Saturday, March 27, 2010

Justification of racism?

Reading Norris, I became more and more flustered. I want to try and look at his writing objectively, but I find the same ideas crossing my mind again and again. I just cannot look past both his base racism, and just how two-dimensional his characters really are. Essentially, all his characters are entirely defined by just a handful of trails, most of which reflect racial stereotypes of the day. Some are more obvious, such as Zerkov, who is repeatedly described as the one Jewish character and also as greedy, shallow, and murderous for gold. In fact, the only characters I found had the tiniest bit of depth were those who were never really give racial traits, or these traits were never emphasized, such as Old Grannis. Even Trina's family can be looked at as cardboard cutouts of stereotypes. We have the German man who has to act like he's still in the military, for example. I can't say much about her mother, because I found Norris's writing of her accent incomprehensible quite often.

McTeague is a rather interesting case in particular, because his racial background is never made entirely clear. We can speculate he is Irish possible because of his name, but it is hard to be entirely sure. Whoever, there is a family trait that defines him. He is a miner. It is all we are told of his father, and later in the book Norris makes it clear that he views mining and dentistry in very similar lights in how the professions work. Furthermore, there is an emphasis on how his work involves either dealing with precious metals, drilling, or (after his marriage to Trina) hunting after gold that is hidden to him in some way. What is most troubling to me about this is it suggests that family profession is a manner of hereditary trait. If your father worked metals, than you are a metal worker by blood. To be honest, I would not be surprised if Norris would have supported a strict caste system. I know we are reading this book because it is supposed to be a notable example of 19th century literature, but that saddens me a bit because of what it means about acceptable viewpoints at the time.

Friday, March 5, 2010

Only shades of black and white

First, let me say that I enjoyed Pudd'nhead Wilson. What I enjoyed most in how deliberate Twain is in his use of little details. Take the illustrations in the book, for example. At first, I thought them completely unshaded, leaving only a world of black and white. While an appropriate commentary for Twain, looking over the images again I realized many of them ARE shaded. That is to say, everything except the characters in the pictures are shaded. Only the characters remain only black and while throughout.

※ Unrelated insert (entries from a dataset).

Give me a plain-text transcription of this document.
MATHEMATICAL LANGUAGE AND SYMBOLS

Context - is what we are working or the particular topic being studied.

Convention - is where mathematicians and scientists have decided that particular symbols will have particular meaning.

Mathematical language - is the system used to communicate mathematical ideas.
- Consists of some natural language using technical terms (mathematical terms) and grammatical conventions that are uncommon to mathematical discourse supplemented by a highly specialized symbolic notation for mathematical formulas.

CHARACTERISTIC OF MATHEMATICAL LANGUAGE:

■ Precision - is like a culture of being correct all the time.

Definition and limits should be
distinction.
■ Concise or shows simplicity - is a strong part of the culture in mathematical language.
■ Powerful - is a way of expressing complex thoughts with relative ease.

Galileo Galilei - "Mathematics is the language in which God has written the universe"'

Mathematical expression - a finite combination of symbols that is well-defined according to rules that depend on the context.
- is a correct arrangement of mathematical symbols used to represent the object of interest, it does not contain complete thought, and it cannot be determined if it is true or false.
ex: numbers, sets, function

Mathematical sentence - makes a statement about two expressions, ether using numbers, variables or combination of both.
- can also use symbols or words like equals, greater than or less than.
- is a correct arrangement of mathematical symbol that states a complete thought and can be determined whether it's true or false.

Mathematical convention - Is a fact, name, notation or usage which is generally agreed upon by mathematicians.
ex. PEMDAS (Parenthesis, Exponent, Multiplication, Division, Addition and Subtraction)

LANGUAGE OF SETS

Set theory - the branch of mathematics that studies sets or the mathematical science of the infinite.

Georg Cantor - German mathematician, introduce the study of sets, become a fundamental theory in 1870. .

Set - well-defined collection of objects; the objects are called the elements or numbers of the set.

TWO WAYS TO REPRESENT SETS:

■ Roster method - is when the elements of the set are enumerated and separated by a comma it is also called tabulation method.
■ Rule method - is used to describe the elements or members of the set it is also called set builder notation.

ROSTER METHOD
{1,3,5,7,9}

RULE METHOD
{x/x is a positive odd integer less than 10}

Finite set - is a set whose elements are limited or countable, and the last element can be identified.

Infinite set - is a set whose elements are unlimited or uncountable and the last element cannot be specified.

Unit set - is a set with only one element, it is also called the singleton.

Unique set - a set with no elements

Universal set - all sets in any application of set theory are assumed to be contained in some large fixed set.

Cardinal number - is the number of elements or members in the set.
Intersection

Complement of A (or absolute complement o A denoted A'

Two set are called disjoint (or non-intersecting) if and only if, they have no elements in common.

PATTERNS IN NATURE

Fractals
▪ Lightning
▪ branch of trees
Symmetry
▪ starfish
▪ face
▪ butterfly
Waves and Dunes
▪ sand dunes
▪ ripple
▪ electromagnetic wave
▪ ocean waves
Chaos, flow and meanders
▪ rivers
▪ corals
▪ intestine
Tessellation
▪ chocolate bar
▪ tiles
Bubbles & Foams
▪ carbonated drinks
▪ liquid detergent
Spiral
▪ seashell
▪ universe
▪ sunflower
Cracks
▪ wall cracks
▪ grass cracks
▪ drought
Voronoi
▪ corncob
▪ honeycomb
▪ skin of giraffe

There are only two images where a character has notable shading on any part of them. In both cases, it is "Tom" depicted. The first is the image of Tom in women's clothing robbing his neighbors. Here is depicted in black gloves. This is the only black clothing any character in the entire book a character is illustrated wearing that I noticed. The second is shown immediately after "Tom" decides to rob the judge. The rain in the image covers him, darkening his image significantly. All other depictions of people beyond a handful of slaves are stark white. To me, this seems to signify how both those acts, he gave in to how he expected someone of his heritage would be forced to act. It interests me the subtle commentary hidden in a handful of simple images.